Saint Michael Higher Technical Institute, Amparibe, (Etablissement Technique Supérieur Saint Michel – ETS) was founded by the Jesuits in 1983 in Antananarivo, Madagascar.

It offers two academic paths:

- An undergraduate (3 years and delivering a bachelor's degree).
- A graduate (5-years delivering a master's degree)

The university offers two main programs:

- Mechanical Engineering and Industrial computing.
- Electromechanical and Industrial computing.

==History==

On 28 March 1888 the French Jesuit superior in Madagascar determined that "the Jesuits would open a college ...that would provide the Mission with catechists and teachers, and the Hova government with officials, French collaborators, and employees." The college was named in honor of Fr. Michel Lanusse, who spent over 30 years on the Mission.

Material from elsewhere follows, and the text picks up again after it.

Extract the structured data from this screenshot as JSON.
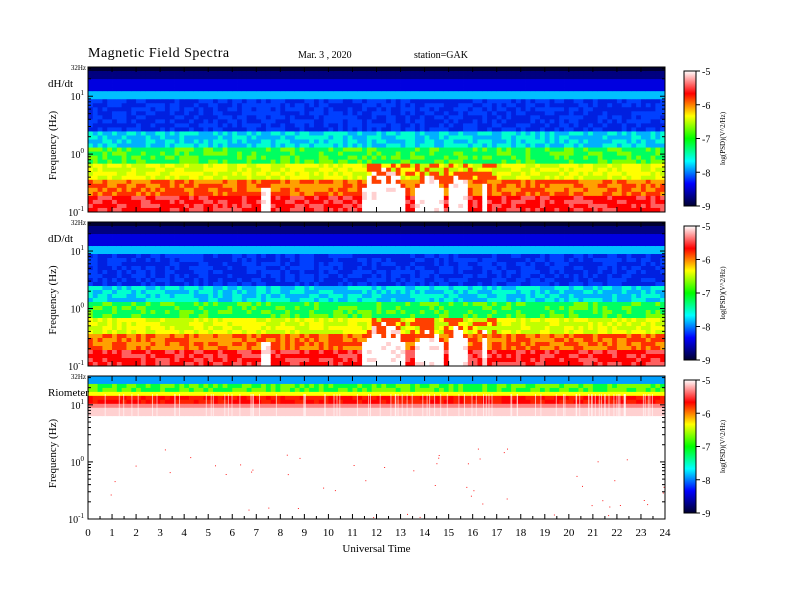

The college began on land granted by King Radama II and then moved to Lake Anosy, on land that Queen Ranavalona III donated in the current area of Saint-Michel in Amparibe.

While the college began as a preserve of the elite, training many of the political and business leaders in Madagascar, it expanded its offerings over time: Elementary Mathematics (1956), Experimental Sciences (1960), coeducation (1966), and in 1983 the opening of the Higher Technical Institute (1983) on the premises.